Chefposten für die Umweltbehörde?

Kranz geht davon aus, dass in der FLSK nun ein Vertreter der Umweltbehörde den Vorsitz übernehmen bzw. gewählt werden wird. „Die Umweltbehörde ist unter den Mitgliedern der FLSK die unabhängigste Instanz“, sagt Kranz. Bei ihr sei ja auch die Fluglärmschutzbeauftragte angesiedelt. „Den FLSK-Vorsitz für die Umweltbehörde haben wir lange gefordert“, sagt Martin Mosel, beim BUND zuständig für den Fluglärmschutz. Die Entscheidung sei überfällig. „In der Konsequenz sollte der Bezirk Nord dann aber auch auf seinen Sitz im Aufsichtsrat der Flughafen Hamburg GmbH verzichten.“

Die Wirtschaftsbehörde hielt dagegen. "Die Umweltbehörde wird ganz sicher nicht den Vorsitzenden der Kommission stellen", sagt Meinecke. "Denn sie stellt ja bereits die Lärmschutzbeauftragte."

Bezirksgrüne für längere Nachtruhe

BUND und Vertreter der Fluglärmschutzinitiativen hatten Rösler immer wieder vorgeworfen, in unheilige Interessenkonflikte geraten zu sein.
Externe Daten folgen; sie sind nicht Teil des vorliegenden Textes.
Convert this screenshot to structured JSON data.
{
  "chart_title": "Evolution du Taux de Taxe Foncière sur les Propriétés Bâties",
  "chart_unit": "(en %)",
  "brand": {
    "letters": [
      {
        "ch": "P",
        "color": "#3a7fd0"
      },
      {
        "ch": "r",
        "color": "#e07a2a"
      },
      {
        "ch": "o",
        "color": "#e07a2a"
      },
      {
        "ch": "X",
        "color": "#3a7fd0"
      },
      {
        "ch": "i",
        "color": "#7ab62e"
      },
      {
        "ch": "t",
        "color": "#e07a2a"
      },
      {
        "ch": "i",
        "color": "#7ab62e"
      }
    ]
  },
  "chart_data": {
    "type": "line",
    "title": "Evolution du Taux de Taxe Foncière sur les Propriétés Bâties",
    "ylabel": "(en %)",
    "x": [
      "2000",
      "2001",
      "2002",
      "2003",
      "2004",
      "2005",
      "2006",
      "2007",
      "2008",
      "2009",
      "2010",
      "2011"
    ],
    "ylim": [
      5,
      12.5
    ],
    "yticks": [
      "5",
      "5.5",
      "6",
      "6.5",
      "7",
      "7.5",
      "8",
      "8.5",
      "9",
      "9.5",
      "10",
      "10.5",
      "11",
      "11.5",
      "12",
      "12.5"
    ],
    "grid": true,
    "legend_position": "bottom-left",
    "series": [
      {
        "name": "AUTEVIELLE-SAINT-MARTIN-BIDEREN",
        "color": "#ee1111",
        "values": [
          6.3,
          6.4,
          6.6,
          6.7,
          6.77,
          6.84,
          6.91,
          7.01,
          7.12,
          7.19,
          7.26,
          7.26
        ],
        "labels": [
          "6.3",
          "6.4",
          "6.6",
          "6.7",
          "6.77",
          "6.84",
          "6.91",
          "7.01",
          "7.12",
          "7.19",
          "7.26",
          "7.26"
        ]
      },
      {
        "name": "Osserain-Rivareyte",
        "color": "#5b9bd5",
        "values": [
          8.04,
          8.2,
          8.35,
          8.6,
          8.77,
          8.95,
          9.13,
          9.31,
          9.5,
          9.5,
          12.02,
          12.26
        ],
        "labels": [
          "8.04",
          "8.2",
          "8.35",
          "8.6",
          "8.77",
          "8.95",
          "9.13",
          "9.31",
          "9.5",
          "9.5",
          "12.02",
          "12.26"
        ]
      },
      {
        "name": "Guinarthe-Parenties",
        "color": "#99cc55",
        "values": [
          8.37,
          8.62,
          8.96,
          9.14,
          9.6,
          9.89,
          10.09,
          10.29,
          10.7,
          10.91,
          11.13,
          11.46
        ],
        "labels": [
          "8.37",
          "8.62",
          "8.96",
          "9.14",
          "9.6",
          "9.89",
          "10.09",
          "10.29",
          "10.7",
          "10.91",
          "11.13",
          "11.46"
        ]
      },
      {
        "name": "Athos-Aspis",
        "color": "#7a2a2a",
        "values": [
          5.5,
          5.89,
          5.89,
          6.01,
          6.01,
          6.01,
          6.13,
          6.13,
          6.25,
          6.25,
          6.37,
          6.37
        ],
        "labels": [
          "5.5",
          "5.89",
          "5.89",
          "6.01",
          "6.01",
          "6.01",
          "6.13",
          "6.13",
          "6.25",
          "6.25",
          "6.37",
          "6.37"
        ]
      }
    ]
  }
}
Unter anderem habe er das Genehmigungsverfahren für den laufenden Ausbau des Flughafens mit Hinweisen an Mitarbeiter beschleunigt.

Die Grünen im Bezirk Nord fordern wie die Fluglärmschutz-Initiativen die Einhaltung der Nachtruhe von 22 bis 6 Uhr. Derzeit darf in Fuhlsbüttel bis 23 Uhr geflogen werden. Auf Landesebene sind die Fluglärmschützer mit ihrem Begehren, die Betriebsgenehmigung für Fuhlsbüttel einzuschränken, bisher an der rot-grünen Koalition gescheitert.